Payday lending regulation back on the table

Del. Glen Oder (R-NN) has introduced a bill calling for a 36% cap on interest rates for payday lenders. I’m not going to rehash all I’ve written about payday lending; suffice it to say that putting these lenders under the same regulation as other lenders is a step in the right direction.

Contact your legislators, ask them to sign on as a patron of this bill and ask them to support it.

37 thoughts on “Payday lending regulation back on the table

  1. We really shouldn’t be treating adults like children in this way. Let them make their own decisions and keep big brother out of it.

  2. Brian – all well and good – except the government interjected itself into the conversation when they allowed payday lending. Putting the cap back on simply puts things back where they were before.

    James – I’ve seen car loan documents with that interest rate on them. Surprised me the first time I saw it, probably 25 years ago. I agree – it is usurious.

  3. Vivian,

    I think that our fundamental difference is that I don’t see why payday lending should have to be allowed by the government. I really don’t think that they should need permission to be in business.

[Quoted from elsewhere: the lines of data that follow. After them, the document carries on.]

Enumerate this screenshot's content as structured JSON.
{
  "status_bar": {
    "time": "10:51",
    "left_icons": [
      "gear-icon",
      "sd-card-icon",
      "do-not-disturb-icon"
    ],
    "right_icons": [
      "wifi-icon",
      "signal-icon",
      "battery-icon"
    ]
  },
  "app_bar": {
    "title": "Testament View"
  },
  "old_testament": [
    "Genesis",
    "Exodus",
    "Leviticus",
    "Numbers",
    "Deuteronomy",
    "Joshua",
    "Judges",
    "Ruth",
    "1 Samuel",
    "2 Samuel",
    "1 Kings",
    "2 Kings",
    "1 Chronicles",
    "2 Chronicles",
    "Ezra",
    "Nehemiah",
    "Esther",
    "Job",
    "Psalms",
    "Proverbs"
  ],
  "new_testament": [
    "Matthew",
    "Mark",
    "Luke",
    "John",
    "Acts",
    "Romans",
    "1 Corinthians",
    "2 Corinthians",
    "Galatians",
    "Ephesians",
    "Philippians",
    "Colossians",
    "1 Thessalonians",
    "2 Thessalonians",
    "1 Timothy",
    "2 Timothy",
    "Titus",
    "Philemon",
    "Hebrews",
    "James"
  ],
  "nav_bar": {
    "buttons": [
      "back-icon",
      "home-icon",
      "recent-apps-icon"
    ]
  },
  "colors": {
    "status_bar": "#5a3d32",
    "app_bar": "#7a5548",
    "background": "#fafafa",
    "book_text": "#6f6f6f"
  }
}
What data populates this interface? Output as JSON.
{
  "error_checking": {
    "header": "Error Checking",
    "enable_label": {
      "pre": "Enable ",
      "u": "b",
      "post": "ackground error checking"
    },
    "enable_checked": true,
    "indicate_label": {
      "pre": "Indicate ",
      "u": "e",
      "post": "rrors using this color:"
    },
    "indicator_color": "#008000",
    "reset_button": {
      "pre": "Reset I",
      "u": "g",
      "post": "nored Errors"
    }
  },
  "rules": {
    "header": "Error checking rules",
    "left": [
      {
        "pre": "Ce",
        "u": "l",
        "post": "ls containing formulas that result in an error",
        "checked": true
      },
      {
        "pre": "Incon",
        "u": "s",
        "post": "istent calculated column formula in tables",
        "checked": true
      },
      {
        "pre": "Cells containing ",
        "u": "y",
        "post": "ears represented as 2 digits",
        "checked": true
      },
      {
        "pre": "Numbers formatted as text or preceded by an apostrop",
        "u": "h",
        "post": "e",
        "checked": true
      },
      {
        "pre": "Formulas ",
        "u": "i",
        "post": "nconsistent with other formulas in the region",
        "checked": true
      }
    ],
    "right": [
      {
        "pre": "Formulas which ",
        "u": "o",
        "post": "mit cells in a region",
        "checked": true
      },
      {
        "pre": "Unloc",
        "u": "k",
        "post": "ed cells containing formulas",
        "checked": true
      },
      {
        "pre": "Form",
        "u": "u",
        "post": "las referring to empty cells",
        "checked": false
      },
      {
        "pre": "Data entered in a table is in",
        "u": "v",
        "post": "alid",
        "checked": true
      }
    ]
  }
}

  4. Virginia has a law that limits interest rates. This law neither allows or prohibits payday lending. What VA did with the payday lending law was to allow a particular industry to not be subject to the usury law. Oder’s bill will put payday lenders back in the same position as they were before – neither prohibited nor allowable.

    Now, you might argue that there shouldn’t be usury laws, but that’s another whole argument and not a part of what the GA is considering.

  5. Keep in mind that a 36% interest rate will not make payday loans cheaper, it will make them unavailable. With their very short terms and high risk, they are not profitable at normal interest rates.

    You are taking away the lender of last resort for those about to be evicted, or have a car repossessed, or facing some other financial emergency.

    So, if you are determined to protect people from their own errors in misusing these loans, also be prepared to bear the responsibility for the hardships you will bring to those on the financial margins who use them responsibly.

  6. Y’all are funny. Before 2002, there were no payday lenders. If, after 5 years, more people are in more debt, the experiment has failed. The hardships that existed before payday lending have been exacerbated by it.

    Again, if someone wants to argue that usury rates not be set, go for it. (And I would expect such an argument from libertarians.) But there is no justification for what amounts to state-sponsored ripping people off.

  7. Interesting that Oder took money from the payday lenders for his campaign and in fact the Virginia Senate Republican Leadership Trust took a ton of money. Check VPAP if you don’t believe me.

    Something smells in Richmond. Its a Glenn Oder!

  8. “Y’all are funny. Before 2002, there were no payday lenders.”

    Nonsense — they were just called “loan sharks” back then, and their collection methods were no more legal than their loans.

  9. “But there is no justification for what amounts to state-sponsored ripping people off.”

    The state is paying “payday lenders”? That’s news to me.

  10. Don’t be dense, Mouse. The state created the payday lending industry in Virginia. Prior to the passage of the law in 2002, there was no incentive for the vultures to be here. So yes, the state sponsored it.

  11. No, the state SANCTIONED it, not SPONSORED it.

    And yes, there WAS incentive for the vultures to be here. The 2002 law did not create the demand for payday loans, it only allowed the demand to be satisfied legally, rather than illegally.

    I also suspect the payday lenders charge lower interest rates than loan sharks did.

  12. In the end, I think this comes down to whether we believe in Liberty or not.

    Freedom means being able to choose, even when we choose unwisely. What you advocate is to deny people choices you see as unwise.

    That is something parents do, but it is not a proper role of government unless you see government as some sort of collective Mommy and your fellow citizens as helpless children.